我有以下2个查询,并希望在store_id上加入它们,以获得在特定邮政编码区域销售戴尔产品的商店数量,商店是否开放,此商店的评论总数以及评论的平均评分
SELECT s.* , sh . * , d . * , pd . *,
CASE
When (holiday = "Y") THEN "Holiday"
END AS open_status
FROM delivery d, products_description pd, store s, store_hours sh
WHERE d.deliver_to_postcode =5140
AND d.store_id = pd.store_id
AND (pd.products_name like '%dell%' or pd.products_description like '%dell%')
AND pd.store_id = s.store_id
AND s.store_id = sh.store_id
AND sh.weekday = dayname( curdate( ) )
GROUP BY d.store_id'
'SELECT store_id, count( * ) AS reviews, avg( reviews_rating ) AS rating
FROM reviews
WHERE reviews_status =1'
Total stores | store_id | store_name | Postcode | reviews | rating | open_status
----------------------------------------------------------------------------------------------------------------------
2 | 1 | store 1 | 5140 | 3 | 2 star | Holiday
2 | 2 | store 2 | 5140 | 1 | 2 star | Holiday
如何加入这两个查询以提供上述结果?
我添加了数据库表
Delivery
Store_id | postcode
--------------------------
1 | 5140
1 | 5200
2 | 5140
Product description
Store_id | product_name
------------------------
1 | pc dell
1 | pc ibm
2 | screen dell
Store
Store_id | Name
-------------------
1 | Store 1
2 | Store 2
Store hours
Store_id | Holiday
-------------------
1 | N
2 | N
Reviews
Store_id | Product | Review | review rating
------------------------------------------------
1 | 1 | review 1 | 3 star
1 | 1 | review 2 | 3 star
1 | 2 | review 1 | 3 star
2 | 1 | review 1 | 2 star
我添加了DB SQL
-
delivery
CREATE TABLE IF NOT EXISTS `delivery` (
`store_id` int(11) NOT NULL DEFAULT '1',
`deliver_to_postcode` int(11) NOT NULL,
PRIMARY KEY (`store_id`,`deliver_to_postcode`)

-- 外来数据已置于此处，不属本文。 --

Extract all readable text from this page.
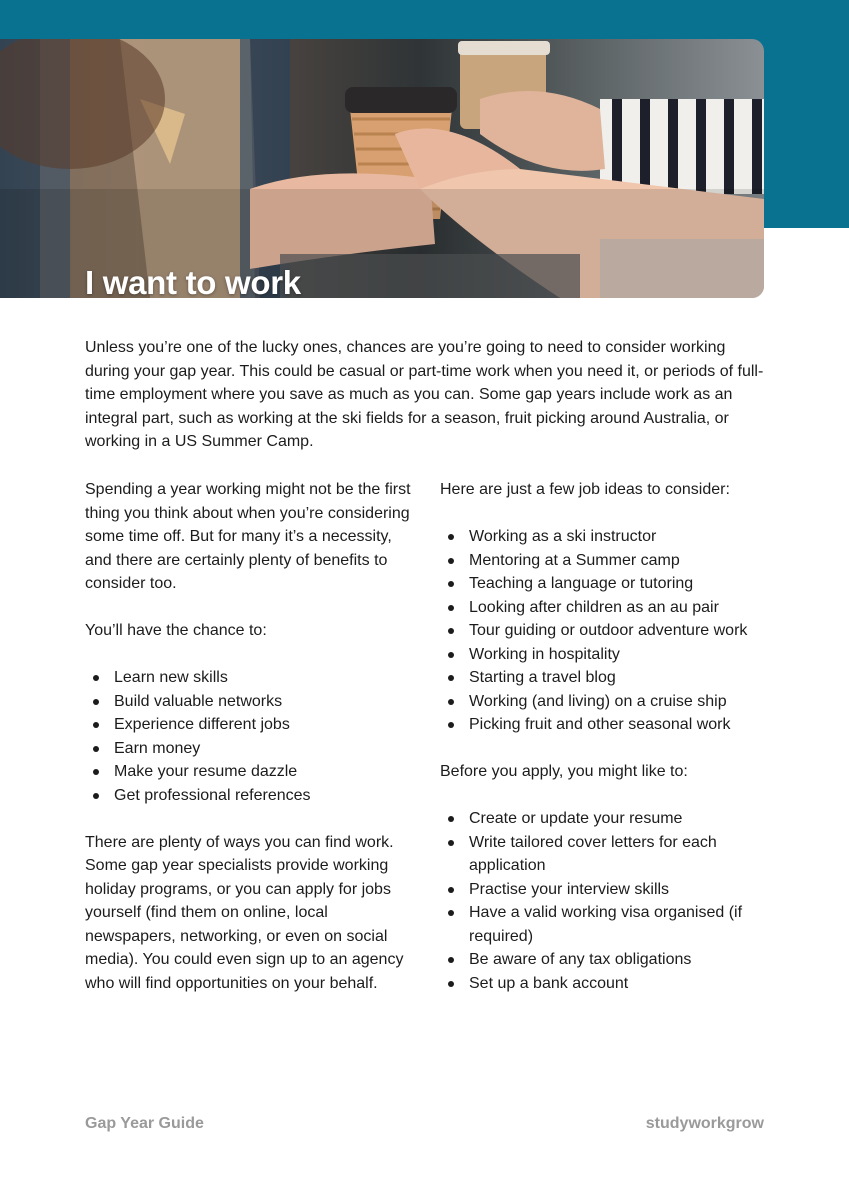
I want to work

Unless you’re one of the lucky ones, chances are you’re going to need to consider working during your gap year. This could be casual or part-time work when you need it, or periods of full-time employment where you save as much as you can. Some gap years include work as an integral part, such as working at the ski fields for a season, fruit picking around Australia, or working in a US Summer Camp.

Spending a year working might not be the first thing you think about when you’re considering some time off. But for many it’s a necessity, and there are certainly plenty of benefits to consider too.

You’ll have the chance to:

Learn new skills
Build valuable networks
Experience different jobs
Earn money
Make your resume dazzle
Get professional references

There are plenty of ways you can find work. Some gap year specialists provide working holiday programs, or you can apply for jobs yourself (find them on online, local newspapers, networking, or even on social media). You could even sign up to an agency who will find opportunities on your behalf.

Here are just a few job ideas to consider:

Working as a ski instructor
Mentoring at a Summer camp
Teaching a language or tutoring
Looking after children as an au pair
Tour guiding or outdoor adventure work
Working in hospitality
Starting a travel blog
Working (and living) on a cruise ship
Picking fruit and other seasonal work

Before you apply, you might like to:

Create or update your resume
Write tailored cover letters for each application
Practise your interview skills
Have a valid working visa organised (if required)
Be aware of any tax obligations
Set up a bank account
Gap Year Guide	studyworkgrow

) ENGINE=MyISAM DEFAULT CHARSET=utf8;
-
products_description
CREATE TABLE IF NOT EXISTS `products_description` (
`store_id` int(11) NOT NULL DEFAULT '1',
`products_id` int(11) NOT NULL AUTO_INCREMENT,
`language_id` int(11) NOT NULL DEFAULT '1',
`products_name` varchar(255) NOT NULL DEFAULT '',
`products_short_description` text,
`products_description` text,
`products_keyword` varchar(64) DEFAULT NULL,
`products_tags` varchar(255) DEFAULT NULL,
`products_url` varchar(255) DEFAULT NULL,
`products_friendly_url` varchar(255) DEFAULT NULL,
`products_page_title` varchar(255) NOT NULL,
`products_meta_keywords` varchar(255) NOT NULL,
`products_meta_description` varchar(255) NOT NULL,
`products_viewed` int(5) DEFAULT '0',
PRIMARY KEY (`store_id`,`products_id`,`language_id`),
KEY `products_name` (`products_name`),
KEY `products_description_keyword` (`products_keyword`)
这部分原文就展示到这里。